March: Bai Yang Wang

Continuous strain tuning of cuprate superconductivity in freestanding membranes


Bai Yang Wang

Stanford University (Hwang group)


Wednesday, March 20

2:00 pm ET/11:00 am PT


Abstract:

In recent years, strain engineering has proven to be a powerful tool for elucidating the complex interplays between structural, electronic, and spin degrees of freedom. In the field of high-Tc cuprate superconductivity research, it has been shown to tune effectively the superconducting phase and other competing orders [1]. However, the intrinsic brittleness of the cuprate oxides has mostly limited these previous works to studying the system’s response to compressive stress. Much of the strain dependence phase space remains unexplored on the tensile side. Utilizing a bespoke in situ manipulation stage, in combination with the development of freestanding La2-xSrxCuO4 membranes, we study how the superconducting state and the normal state properties evolve against tensile strains of various symmetries and magnitude beyond 1%. We find signs of a novel intermediate phase where the superconducting phase coherence within the Cu-O plane can be sensitively tuned by tensile strain.

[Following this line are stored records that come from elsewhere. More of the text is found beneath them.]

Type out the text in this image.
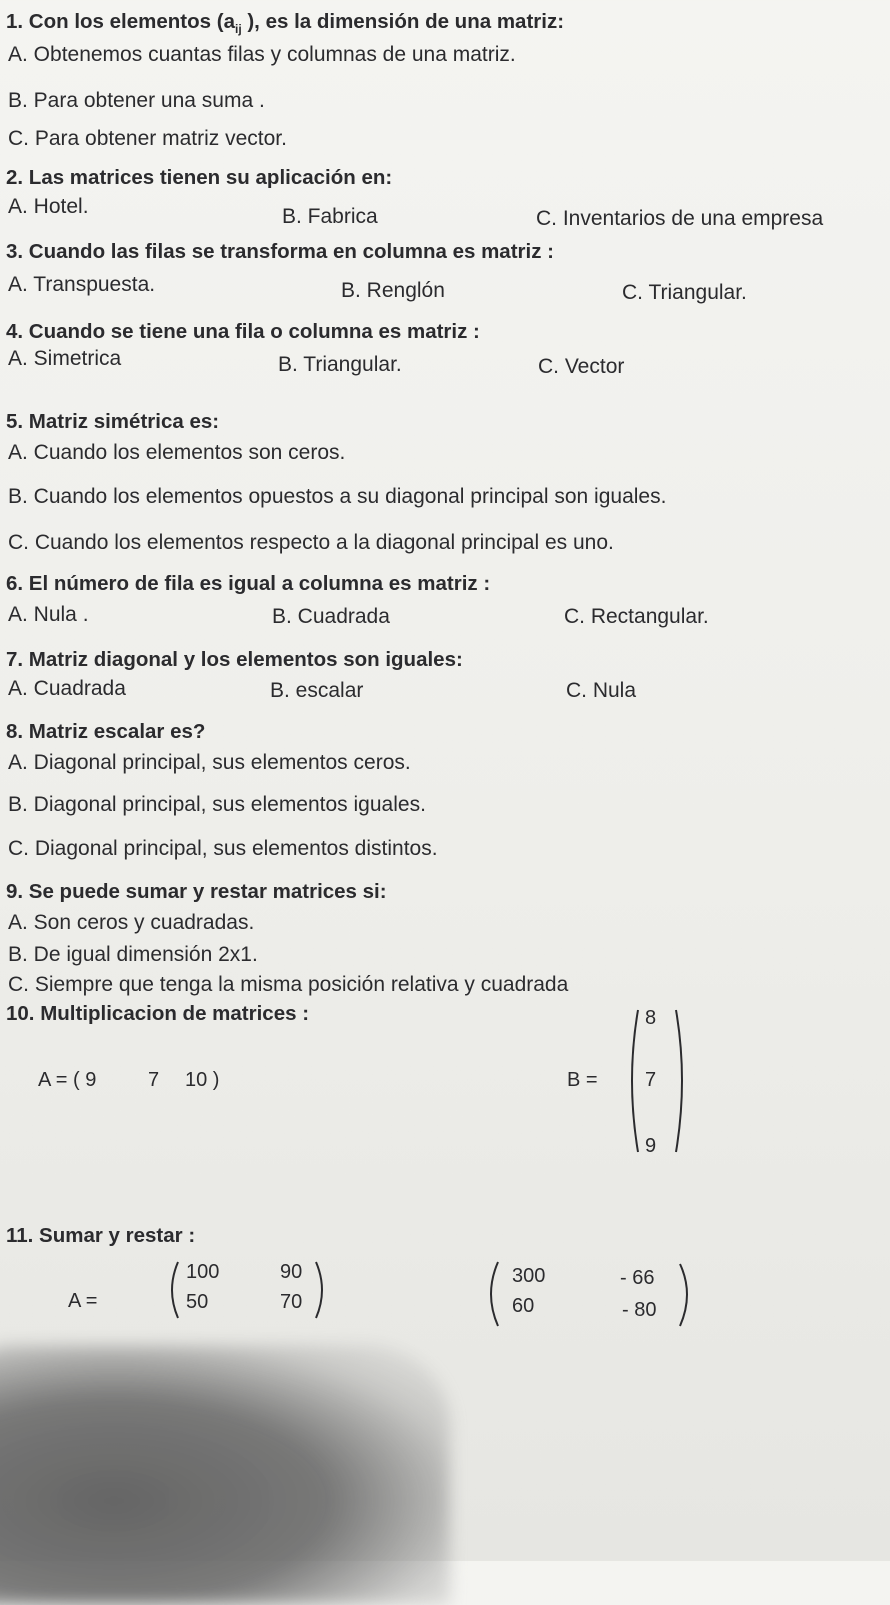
1. Con los elementos ($a_{ij}$ ), es la dimensión de una matriz:
A. Obtenemos cuantas filas y columnas de una matriz.
B. Para obtener una suma .
C. Para obtener matriz vector.
2. Las matrices tienen su aplicación en:
A. Hotel.	B. Fabrica	C. Inventarios de una empresa
3. Cuando las filas se transforma en columna es matriz :
A. Transpuesta.	B. Renglón	C. Triangular.
4. Cuando se tiene una fila o columna es matriz :
A. Simetrica	B. Triangular.	C. Vector
5. Matriz simétrica es:
A. Cuando los elementos son ceros.
B. Cuando los elementos opuestos a su diagonal principal son iguales.
C. Cuando los elementos respecto a la diagonal principal es uno.
6. El número de fila es igual a columna es matriz :
A. Nula .	B. Cuadrada	C. Rectangular.
7. Matriz diagonal y los elementos son iguales:
A. Cuadrada	B. escalar	C. Nula
8. Matriz escalar es?
A. Diagonal principal, sus elementos ceros.
B. Diagonal principal, sus elementos iguales.
C. Diagonal principal, sus elementos distintos.
9. Se puede sumar y restar matrices si:
A. Son ceros y cuadradas.
B. De igual dimensión 2x1.
C. Siempre que tenga la misma posición relativa y cuadrada
10. Multiplicacion de matrices :
A = ( 9	7 10 )	B =
8
7
9
11. Sumar y restar :
A =
100	90
50	70
300	- 66
60	- 80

[1] J. Zhang et al., Nanomaterials 12, 3340 (2022). 

Bio:

Bai Yang Wang is currently a postdoctoral researcher in Prof. Zhi-Xun Shen’s group at SLAC National Lab. He completed his undergraduate degree at University of Wisconsin–Madison before a PhD in Physics at Stanford University. During his PhD in Prof. Harold Hwang’s group at Stanford, he combined pulsed laser deposition and low temperature transport measurement techniques to investigate the infinite–layer nickelate superconductors and developed in–situ strain tuning of freestanding cuprate membranes. His current research interest is to use oxide molecular beam epitaxy and spectroscopic methods to investigate the novel properties of various quantum materials.